On top of that, a relatively small but enthusiastic and passionate new wave of people joined the ranks of the survivors – both players and industry/media – and injected new life into poker. Operators started to double down and invest more in the game, sponsoring deserving players once more and putting together new, fun live event series all over the world.

Notwithstanding all of that, a poker boom is not something you can create “artificially” via brute force; otherwise the game’s appeal never would have waned from its peak in the first place. Poignantly, perhaps the ebbs and flows of poker’s overall popularity are much like the game itself: sometimes you’ll run badly while other times you’ll run well.

My View from the Rose-Tinted Keyboard

I’ll never truly know what it was like to be a part of the poker world during the original boom years, but from my perspective, as someone who just started out at the turn of the past decade, the game of poker seems to be thriving once more.

A laundry list of phenomenal occurrences have jolted poker like a lightning bolt over the past year, including the emergence of PokerGO (a Netflix-like poker elixir for the masses) and Kevin Hart becoming a (dare I say the) mainstream face of poker. Tony G has gotten off his parliamentary bike and made a triumphant return to the game while Leon Tsoukernik has taken it upon himself to build a gleaming new European poker mecca in – of all places – Rozvadov, Czech Republic. partypoker, 888poker, Unibet Poker, and other more minor operators have thrown their hats in the ring to truly start putting on first-rate live events worldwide – with PokerStars publicly welcoming (even lauding!) the competition. The perhaps-traditional bellwether of poker’s health, the annual WSOP, seems to indicate our game is in fantastic shape, with ESPN having renewed their TV contract once more and as the Rio’s hallowed halls are overflowing with activity among vendors as well as sheer human foot traffic. High rollers are lining up to out-shark one another for nosebleed stakes both at tournament and cash game tables.

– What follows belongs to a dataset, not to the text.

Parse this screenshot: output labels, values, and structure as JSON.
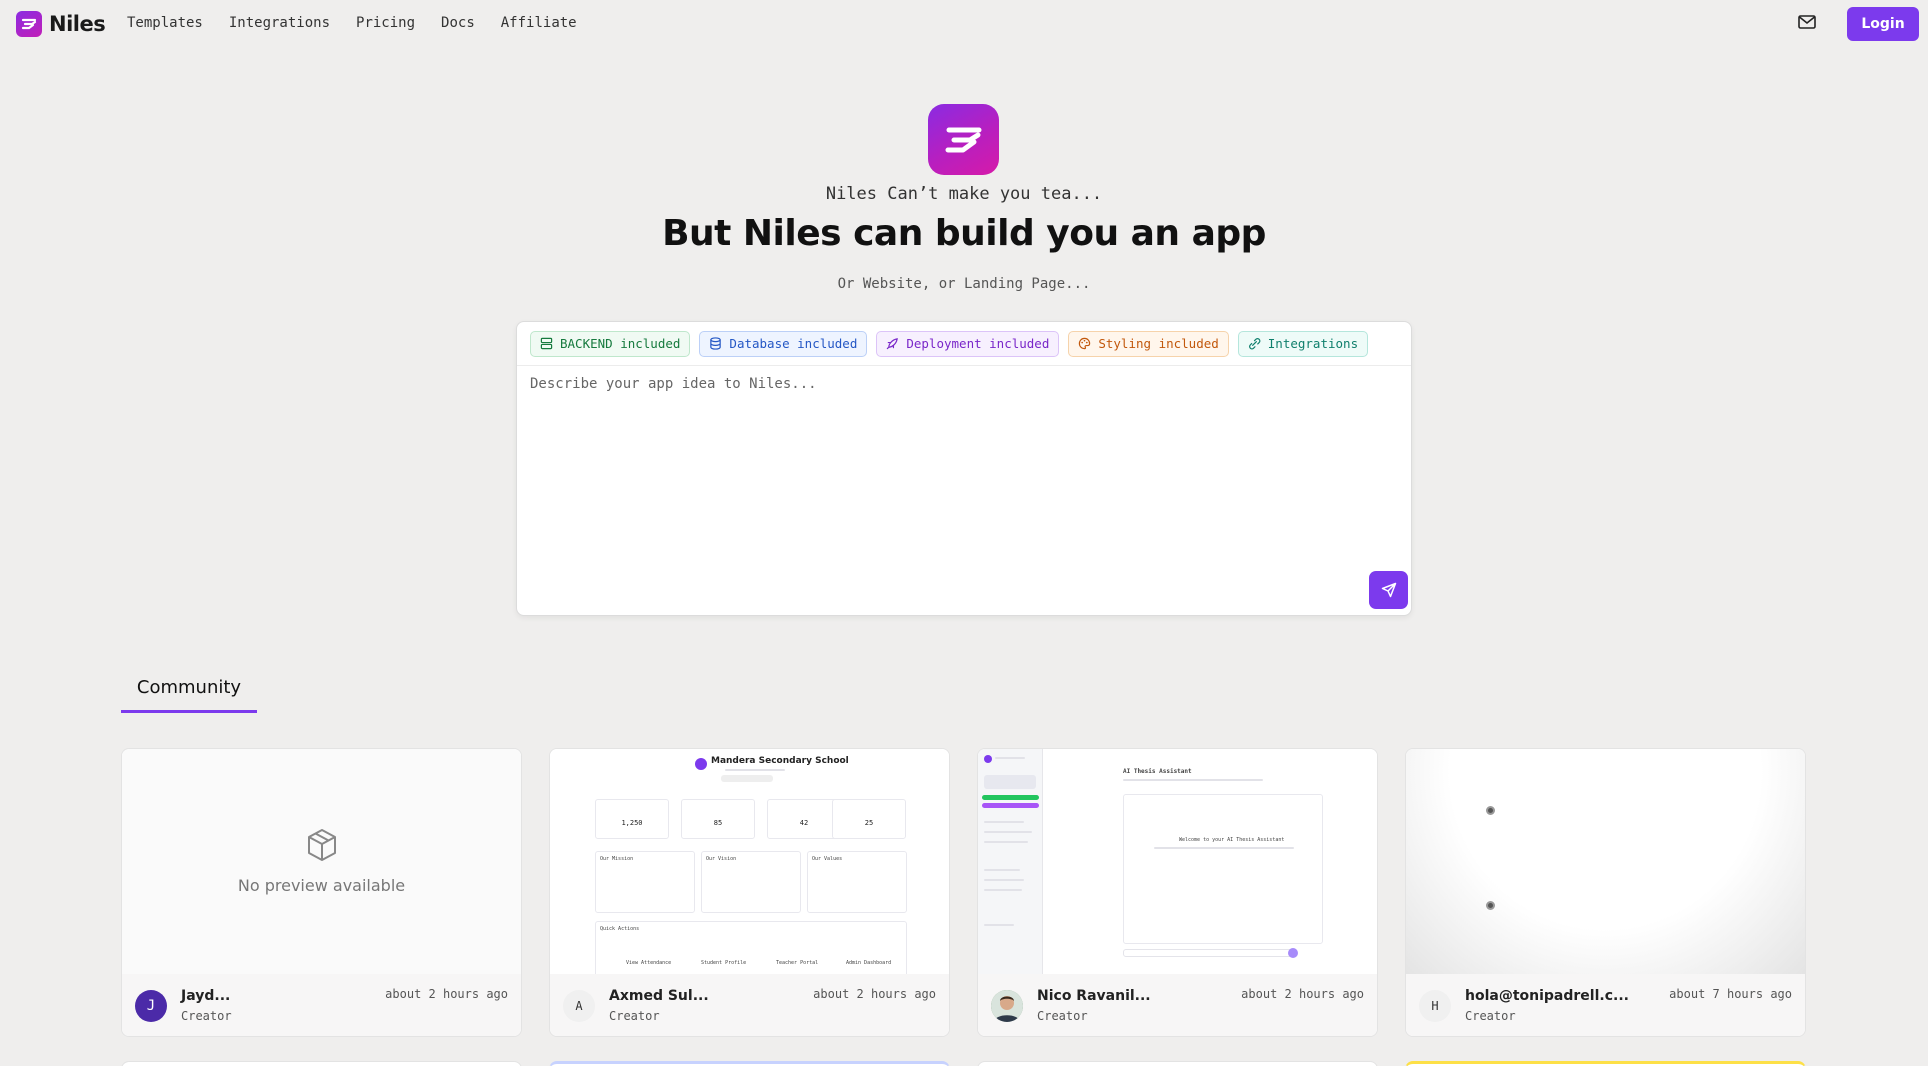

On the media side of things, content of the highest quality is being produced at an astonishing clip by an ever-increasing number of outlets not only of the traditional variety, but also by the players themselves. From kick-ass social media postings by pros with high follower counts, to hours-long live-streamed poker conversations (shout out to the ultimate PAPI, Joey Ingram!), to cutting-edge vlogs from legends like Daniel Negreanu and emerging superstars like Andrew Neeme, we’re officially in the age of poker information overload. I’m first and foremost a poker fan, consuming oodles of poker media content on a daily basis for hours at a time, and I simply can’t keep up anymore; there’s just too much great stuff out there!

It takes time and effort to produce buzz-worthy content and the fact of the matter is that everything going on out there in the poker world has fans buzzing big time. The people working so hard to create all of this buzz are highly intelligent; not the sort of people to throw good money after bad. They love poker and are intensely passionate about our game. So, in sum, there’s tons of positive energy driving poker’s current flourish.

And no, I’m not living in an alternate reality. I know that the state of the online poker world is a long ways from the supernova it once was. Nonetheless, while progress sadly remains slow on the legislative front, it is nonetheless being made. The future does in fact look bright, if painfully distant.

Take a Moment to Bask in Poker’s Limelight

So what, then, was the point of writing up this op-ed? What sort of argument am I making? What am I telling all of you reading this – avid poker fans and enthusiasts – that you aren’t already aware of?

I suppose that I’d just like to encourage everyone in the poker world to take a minute to stop and smell the roses. Poke your head up from the lab and look around at our beautiful game. Witness the phenomenal stories unfolding before our eyes. Watch the increasing masses come back to poker again, as well as the newbies signing up for poker training courses and getting rowdy on the rails for the very first time and smile, especially if you’re one of the “survivors”. You’ve made it out of the long, dark tunnel.

Poker is booming again. Let’s all enjoy the ride!